VI. The Prosecutor Did Not Commit Misconduct During Closing Argument by Using Analogies to Explain Premeditation and Deliberation. Any Presumed Error was Harmless. During closing argument, while explaining the concepts of premeditation and deliberation, the prosecutor used the analogies of the decision to swing at a pitch in baseball or drive through a yellow traffic light. Appellant contends this was prosecutorial misconduct because it minimized the gravity of the decision to kill and the time necessary to meaningfully reflect. We disagree. A. Background. The prosecutor stated the following during closing argument:
36. “The length of time the person spends considering whether to kill does not alone determine whether the killing is deliberate and premeditated. The amount of time required for deliberation and premeditation may vary from person to person according to the circumstances. And you can look at all of the surrounding circumstances and the past in determining whether or not somebody acted with premeditation and deliberation.
“A cold and calculated decision to kill can be reached very quickly. The length of time alone is not determinative. Basically, the time that it takes for someone who goes to a baseball game and is on a baseball team to step up to the plate, to grab the bat, and to have a ball be thrown at him somewhere between 70 miles an hours to 100 miles an hour, that split decision as to whether or not he’s going to hit the ball or whether he’s going to wait and see if it’s a ball, that’s the split amount of time it takes to make a decision. That’s the only amount of time that it takes to form the decision to make a decision as to what’s going to happen.
“Now, in this case, you can also take into consideration that somebody has to actually get onto a baseball team, right. They have to have gone through all of their practices, probably played little league all the way up through high school, maybe college, and then they get to the major leagues here. And that that person is working out, getting ready to play baseball. They put on the uniform.
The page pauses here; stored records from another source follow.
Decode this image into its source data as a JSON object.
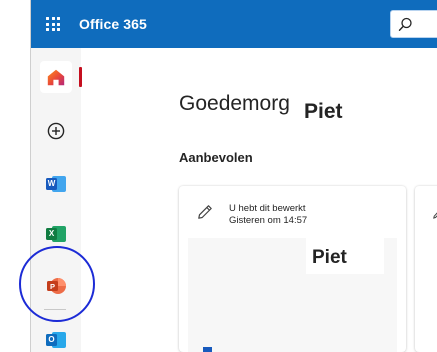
{
  "header": {
    "app_name": "Office 365",
    "waffle_icon": "app-launcher-icon",
    "search_icon": "search-icon",
    "brand_color": "#0f6cbd"
  },
  "rail": {
    "items": [
      {
        "name": "Home",
        "icon": "home-icon",
        "selected": true
      },
      {
        "name": "Create",
        "icon": "add-circle-icon"
      },
      {
        "name": "Word",
        "icon": "word-icon",
        "letter": "W",
        "color": "#185abd"
      },
      {
        "name": "Excel",
        "icon": "excel-icon",
        "letter": "X",
        "color": "#107c41"
      },
      {
        "name": "PowerPoint",
        "icon": "powerpoint-icon",
        "letter": "P",
        "color": "#c43e1c"
      },
      {
        "name": "Outlook",
        "icon": "outlook-icon",
        "letter": "O",
        "color": "#0f6cbd"
      }
    ],
    "highlight_ring_color": "#1c2bd6",
    "selected_indicator_color": "#c50f1f"
  },
  "main": {
    "greeting": "Goedemorg",
    "name_overlay": "Piet",
    "section_title": "Aanbevolen",
    "cards": [
      {
        "icon": "edit-pencil-icon",
        "line1": "U hebt dit bewerkt",
        "line2": "Gisteren om 14:57",
        "preview_overlay": "Piet"
      }
    ]
  }
}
“Here, all of those actions you can take into consideration with this defendant. That for years, he had been fighting with his parents, 20 years at least that’s documented, that we know of, that he threatened them, and that he told them that if they called law enforcement that he would give them a reason to put him away forever. Each and every second of that is part and parcel of him getting up to the plate that day and making that decision to take it further than he had with anybody else that he had strangled, to not let go and to kill them.” The prosecutor’s “Powerpoint” presentation included a slide that read: “Premeditation and Deliberation can be formed in that split second decision as to whether to swing at the ball or not. Quality of deliberation is of importance, not the length of time it takes to do so.” At this point in the argument, defense counsel objected: “Incorrectly states the law; improper argument.” The trial court overruled the objection. The prosecutor continued:
37. “Another way you can think of willfully, deliberate, and premediated is when you’re driving and you come to a yellow light. The decision as to whether you’re going to do through the yellow light or you’re going to stop and wait until it turns red. You have to take a lot of things into consideration. You have to consider whether you’re going to press on the gas or you’re going to stop. You’re looking to the right, you’re looking to the left, you’re looking behind you, you’re looking for pedestrians, any kind of animals that may be in the roadway. You’re scanning the area and you’re taking all of that into consideration in the choice that you make as to whether or not you’re going to stop.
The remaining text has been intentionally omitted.